Art Pact 216 - Underwater


Bigger by far than the tanks I was towing were the two huge air tanks attached to the side of the little drone. It buzzed along behind us, its motors making a low thrumming noise quite unlike the high-pitched electric whine they'd made at the surface. The tanks either side of it were almost as large as the drone itself, man-sized tanks with heavy-duty connectors at each end. At the forward end the connectors had been used to attach multi-regulator heads, attachments that would allow two men to breath from the front of the tank - purely a precaution in case any of our suits went out, although we had used them briefly when the time came to change over Alexander's tank and refresh his supply. We'd left the empty sitting on the seabed with a responder beacon, a super-bright bulb that would flash when it received a ping from a friendly device. It would lay hidden until we came to retrieve it, helping to keep our mission secret. I was much more worried about the sound of the drone, but since it was necessary if we were to establish a long-term base within the wreck, there was not much I could do about it.

We were deep enough down not to be seen from above - especially not with our camouflaged suits - but there was a constant fear of detection, so that every time someone pointed up and made the signal for "boat" we froze in place and Louise (piloting the drone) cut the engine and let the thing drift forward until it stopped. The first time she did that we'd stopped where we were so suddenly that the nose of the drone hit me in the small of the back - not painful, but certainly a surprise. I almost popped the regulator out of my mouth. What was worse was that the drone's headlamp (out but not yet cooled completely) had burnt a strip of the wetsuit near my leg, and I knew that there were going to be some interesting (read: painful) times to come when I stripped down.

Ahead of us Alex - still swimming hard, scouting around us in circles and burning through his oxygen and energy as though they were going out of style - darted in and out of little ravines, behind coral stands, around rocks and detritus so that from one moment to the next I could never be quite sure where he was. I was still unconvinced of the utility of the little man, his attitude to Louise made me even more nervous, but I had to admit that if there were something to find his manic dashing this way and that was far more likely to find it than our slow plod to the site of the wreck. The question of whether there was anything to find was something else. If, as Louise thought likely, Nigel had been plucked up by the coastguard before getting to the wrecked ship, then probably all was lost. They might be waiting for us when we got back to land, or they might be waiting for us over the horizon. They could easily have some sort of monitoring device on the wreck proper, a camera or something that would alert them when we had arrived and begun our work. Then they could swoop in and pluck us up at their leisure. None of us could outswim a speedboat. Even the drone was limited to a couple of knots by the huge tanks on its sides - tanks that would take a good ten minutes to release underwater, making them as good as cannonballs on chains.

I let the drone overtake me so that I could hang onto the back of it, the little robot submersible's slipstream bubbling past me. Louise was tucked into the little operator's canopy on the back, steering the thing with a joystick in one hand and hanging on with the other. She'd taken off the harness that would have kept her attached to the canopy with both hands free, but as she saw me she took her hand off the joystick for a moment, looped that arm through the dangling tendrils of webbing fabric and pulled, her right arm now wrapped up so that she could be pulled along and still work the joystick. With her free hand she signalled "hello" to me.

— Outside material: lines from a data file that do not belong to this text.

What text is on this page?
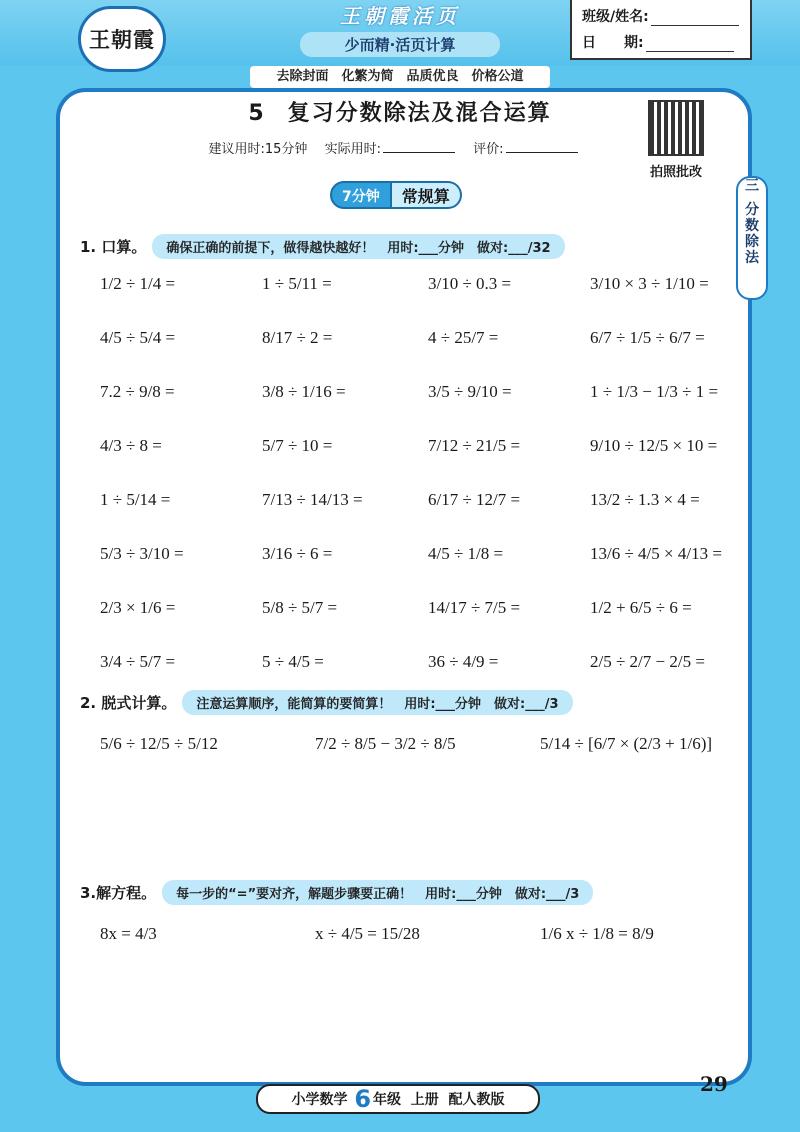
王朝霞
王朝霞活页
少而精·活页计算
班级/姓名:
日　　期:
去除封面　化繁为简　品质优良　价格公道
三
分
数
除
法
5 复习分数除法及混合运算
建议用时:15分钟　 实际用时:	评价:
拍照批改
7分钟	常规算
1. 口算。	确保正确的前提下，做得越快越好！　用时:___分钟　做对:___/32
1/2 ÷ 1/4 =	1 ÷ 5/11 =	3/10 ÷ 0.3 =	3/10 × 3 ÷ 1/10 =
4/5 ÷ 5/4 =	8/17 ÷ 2 =	4 ÷ 25/7 =	6/7 ÷ 1/5 ÷ 6/7 =
7.2 ÷ 9/8 =	3/8 ÷ 1/16 =	3/5 ÷ 9/10 =	1 ÷ 1/3 − 1/3 ÷ 1 =
4/3 ÷ 8 =	5/7 ÷ 10 =	7/12 ÷ 21/5 =	9/10 ÷ 12/5 × 10 =
1 ÷ 5/14 =	7/13 ÷ 14/13 =	6/17 ÷ 12/7 =	13/2 ÷ 1.3 × 4 =
5/3 ÷ 3/10 =	3/16 ÷ 6 =	4/5 ÷ 1/8 =	13/6 ÷ 4/5 × 4/13 =
2/3 × 1/6 =	5/8 ÷ 5/7 =	14/17 ÷ 7/5 =	1/2 + 6/5 ÷ 6 =
3/4 ÷ 5/7 =	5 ÷ 4/5 =	36 ÷ 4/9 =	2/5 ÷ 2/7 − 2/5 =
2. 脱式计算。	注意运算顺序，能简算的要简算！　用时:___分钟　做对:___/3
5/6 ÷ 12/5 ÷ 5/12	7/2 ÷ 8/5 − 3/2 ÷ 8/5	5/14 ÷ [6/7 × (2/3 + 1/6)]
3.解方程。	每一步的“=”要对齐，解题步骤要正确！　用时:___分钟　做对:___/3
8x = 4/3	x ÷ 4/5 = 15/28	1/6 x ÷ 1/8 = 8/9
29
小学数学
6 年级
上册
配人教版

"What distance?" I signalled back. She flashed her open hand at me three times: fifteen kilometres. "All good?"

"Yes. Go ahead."

Behind the goggles I could just make out her eyes, but it was impossible to gauge anything from them - not without the rest of her expression, which was of course distorted madly by the regulator valve and mostly covered up anyway. I wondered whether she wanted be back on lookout or whether she was still fuming over Alexander's earlier bullshit. Either way, I decided, best to do as she said. She wasn't a talker at the best of times, and there was no way she could vent any anger underwater except by punching or spear-gunning something. If that was going to happen, I did not want it to be me on the respective blunt or sharp end.

Alex, having made another of his big loops around us, was in front by the time I got back into position, and waving wildly. He was off our main course by about thirty degrees, so I swam off to him without signalling, reckoning that we could easily catch up with the main body of the group if they passed us by. As I got closer I could see that he was waving me a "look here" gesture and pointing with his other hand down at something on the sea floor. Closer still, I could see that it was a regulator valve.

There was a hose still attached to it, but about six or seven inches from the mouthpiece it had been severed - not cleanly, as a knife would have done it, but more like it had been bitten off. I took my own regulator out and held it down by the one on the seabed. They were the same make. Neil.